A more sensible approach may be to operate in several tiers i.e. to perform an equal number of draws in each of the, say, three thirds (or four quarters or...) of the cumulative distribution; within each of these parts list, we would draw using a power law function, possibly with the same coeficient, but with different ranges.
For example
Assuming thirds, the list divides as follow:
First third = 425 names, from Smith to Alvarado
Second third = 6,277 names, from to Gainer
Last third = 82,097 names, from Frisby to the end
If we were to need, say, 1,000 names, we'd draw 334 from the top third of the list, 333 from the second third and 333 from the last third.
For each of the thirds we'd use a similar formula, maybe with a bigger power coeficient for the first third (were were are really interested in favoring the earlier names in the list, and also where the relative frequencies are more statistically relevant). The three selection queries could look like the following:
-- Random Drawing of a single Name in top third
-- Power Coef = 12
SELECT [LastName]
FROM [LastNames] as LN
WHERE LN.[Rank]
= 425 - ROUND(POWER(POWER(425.0, 12) * RAND(), 1.0/12), 0)
-- Second third; Power Coef = 7
...
WHERE LN.[Rank]
= (425 + 6277) - ROUND(POWER(POWER(6277.0, 7) * RAND(), 1.0/7), 0)
-- Bottom third; Power Coef = 4
...
WHERE LN.[Rank]
= (425 + 6277 + 82097) - ROUND(POWER(POWER(82097.0, 4) * RAND(), 1.0/4), 0)
Instead of storing the pdf as rank, store the CDF (the sum of all frequencies until that name, starting from Aldekirk).
Then modify your select to retrieve the first LN with rank greater than your formula result.
I read the question as "I need to get a stream of names which will mirror the frequency of last names from the 1990 US Census"
I might have read the question a bit differently than the other suggestions and although an answer has been accepted, and a very through answer it is, I will contribute my experience with the Census last names.

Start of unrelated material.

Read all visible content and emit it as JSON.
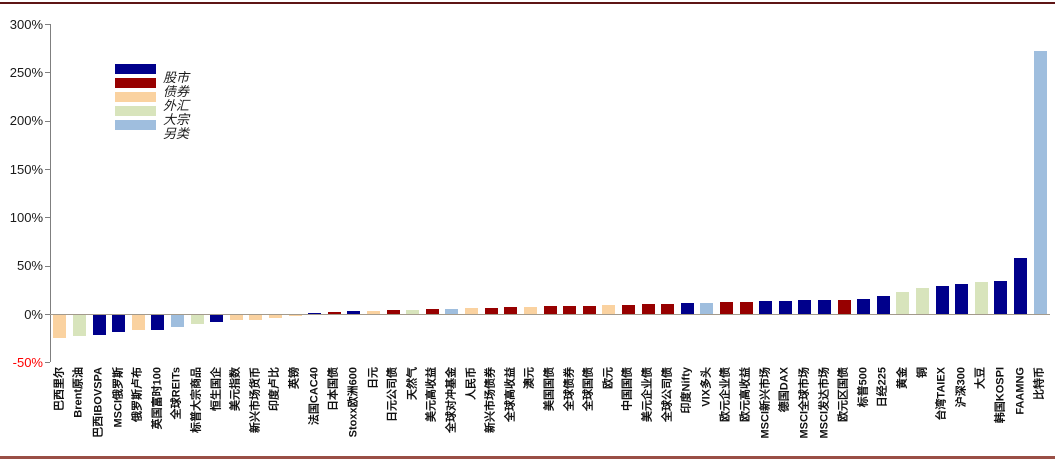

I had downloaded the same data from the 1990 census. My goal was to produce a large number of names to be submitted for search testing during performance testing of a medical record app. I inserted the last names and the percentage of frequency into a table. I added a column and filled it with a integer which was the product of the "total names required * frequency". The frequency data from the census did not add up to exactly 100% so my total number of names was also a bit short of the requirement. I was able to correct the number by selecting random names from the list and increasing their count until I had exactly the required number, the randomly added count never ammounted to more than .05% of the total of 10 million.
I generated 10 million random numbers in the range of 1 to 88799. With each random number I would pick that name from the list and decrement the counter for that name. My approach was to simulate dealing a deck of cards except my deck had many more distinct cards and a varing number of each card.
Do you store the actual frequencies with the ranks?
Converting the algebra from that accepted answer to MySQL is no bother, if you know what values to use for n. y would be what you currently have ROUND(88799 * RAND(), 0) and x0,x1 = 1,88799 I think, though I might misunderstand it. The only non-standard maths operator involved from a T-SQL perspective is ^ which is just POWER(x,y) == x^y.